12 de jan. de 2010

Seis microcontos, do livro inédito 'Breu'

Por Geraldo Lima

O inesperado

Fazia tempo que não nos víamos. Ela tentou ainda correr o ferrolho. Inútil. Com a ponta do sapato impedi que fechasse a porta. Recuou aterrada, desintegrada pelo medo. Entrei. Desliguei a luz e avancei dentro do breu.

Por trás daquele sorriso

De dentro do sorriso saltaram os ferrinhos comprimindo os dentes. Tarde demais. Ferro contra ferro, língua contra língua, dente contra dente. Saliva, murmúrios. Depois, o abismo, a voz de Deus cada vez mais distante.

Sanctus

Deus não aprovaria isso, essa carne devassa, esse sexo exposto, faminto sempre. Só a morte lhe trará a verdadeira satisfação. Eu curo os doentes, amanso os loucos, dou descanso aos desenganados. Deus anda comigo pelos caminhos mais turvos. E agora estamos aqui, junto ao seu leito enfermo, o coração repleto de amor e piedade.

Missão

Quando adentrei o recinto, havia ainda uma nesguinha de Deus em mim. Confesso: quase senti piedade, remorso pelo que ia fazer. Quase, quase. Mas de repente as vistas turvaram, adveio uma noite medonha. O restinho de luz finou de vez. Agora, só o tumulto de gritos, clamor e desespero dentro do breu.

Oh!

Tentou ainda dizer algo como Deus está... Cortei com um beijo seco, quase violento. Deixa Deus fora disso, Ele é só remorso, temor... Quis retrucar, mas tapei-lhe a boca de novo: um beijo ávido, sufocante.
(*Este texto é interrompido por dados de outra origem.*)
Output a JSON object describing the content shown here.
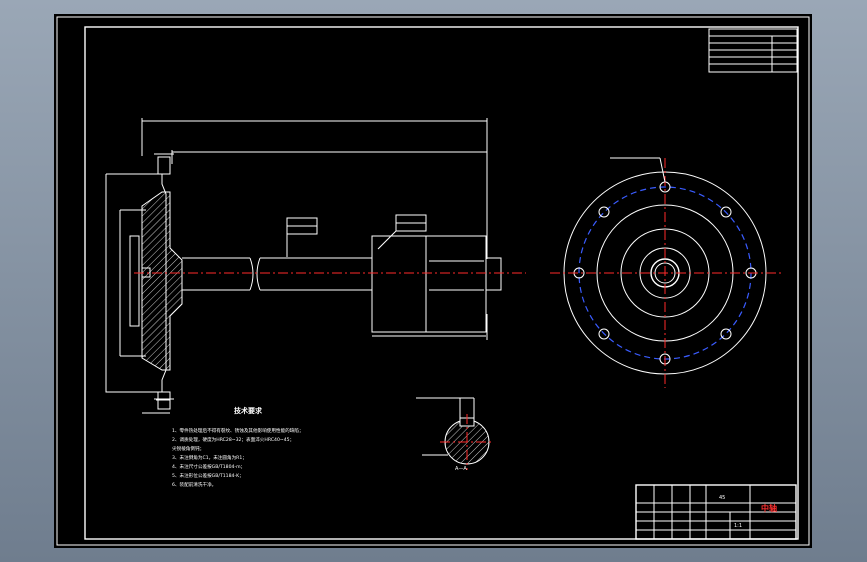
{
  "tech_requirements": {
    "title": "技术要求",
    "items": [
      "1、零件热处理后不得有裂纹、锈蚀及其他影响使用性能的缺陷；",
      "2、调质处理，硬度为HRC28~32；表面淬火HRC40~45；",
      "   尖锐棱角倒钝；",
      "3、未注倒角为C1，未注圆角为R1；",
      "4、未注尺寸公差按GB/T1804-m；",
      "5、未注形位公差按GB/T1184-K；",
      "6、装配前清洗干净。"
    ]
  },
  "title_block": {
    "part_name": "中轴",
    "scale": "1:1",
    "material": "45"
  },
  "section": {
    "label": "A—A"
  },
  "colors": {
    "center_line": "#ff2a2a",
    "bolt_circle": "#3a5cff",
    "linework": "#ffffff",
    "title_accent": "#ff3030"
  }
}
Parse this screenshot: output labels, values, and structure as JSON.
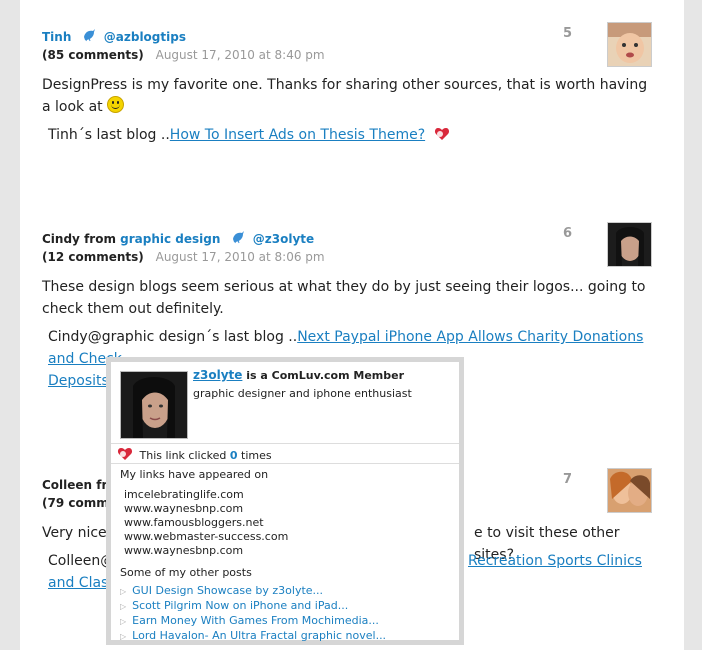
{
  "comments": [
    {
      "author_name": "Tinh",
      "twitter_handle": "@azblogtips",
      "comment_count": "(85 comments)",
      "date": "August 17, 2010 at 8:40 pm",
      "number": "5",
      "text": "DesignPress is my favorite one. Thanks for sharing other sources, that is worth having a look at",
      "last_blog_prefix": "Tinh´s last blog ..",
      "last_blog_link": "How To Insert Ads on Thesis Theme?"
    },
    {
      "author_name": "Cindy",
      "from_label": "from",
      "site_link": "graphic design",
      "twitter_handle": "@z3olyte",
      "comment_count": "(12 comments)",
      "date": "August 17, 2010 at 8:06 pm",
      "number": "6",
      "text": "These design blogs seem serious at what they do by just seeing their logos... going to check them out definitely.",
      "last_blog_prefix": "Cindy@graphic design´s last blog ..",
      "last_blog_link_line1": "Next Paypal iPhone App Allows Charity Donations and Check",
      "last_blog_link_line2": "Deposits"
    },
    {
      "author_name": "Colleen fro",
      "comment_count": "(79 comme",
      "number": "7",
      "text_left": "Very nice l",
      "text_right": "e to visit these other sites?",
      "last_blog_prefix": "Colleen@",
      "last_blog_link_right": "Recreation Sports Clinics",
      "last_blog_link_line2": "and Class"
    }
  ],
  "popup": {
    "username": "z3olyte",
    "member_text": "is a ComLuv.com Member",
    "description": "graphic designer and iphone enthusiast",
    "clicks_prefix": "This link clicked",
    "clicks_count": "0",
    "clicks_suffix": "times",
    "appeared_label": "My links have appeared on",
    "sites": [
      "imcelebratinglife.com",
      "www.waynesbnp.com",
      "www.famousbloggers.net",
      "www.webmaster-success.com",
      "www.waynesbnp.com"
    ],
    "other_posts_label": "Some of my other posts",
    "posts": [
      "GUI Design Showcase by z3olyte...",
      "Scott Pilgrim Now on iPhone and iPad...",
      "Earn Money With Games From Mochimedia...",
      "Lord Havalon- An Ultra Fractal graphic novel..."
    ]
  }
}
Gemeu, como se algo morresse dentro dela. Desliguei então a luz para que ela não visse, não pensasse, não buscasse a face de Deus em meio aos estertores.

Macega

A gente avançou no meio do escuro, rumo ao lugar de onde vieram os gritos. Meu pai indo adiante, só coragem, medo nem de Deus nem do diabo. Eu indo bem no meio, dominado pelo terror. Por que estávamos indo até lá? Para a memória carregar pra sempre o charco de sangue, a ruína do corpo?
Meu pai avançava, sem fome de perguntas, senhor do nada.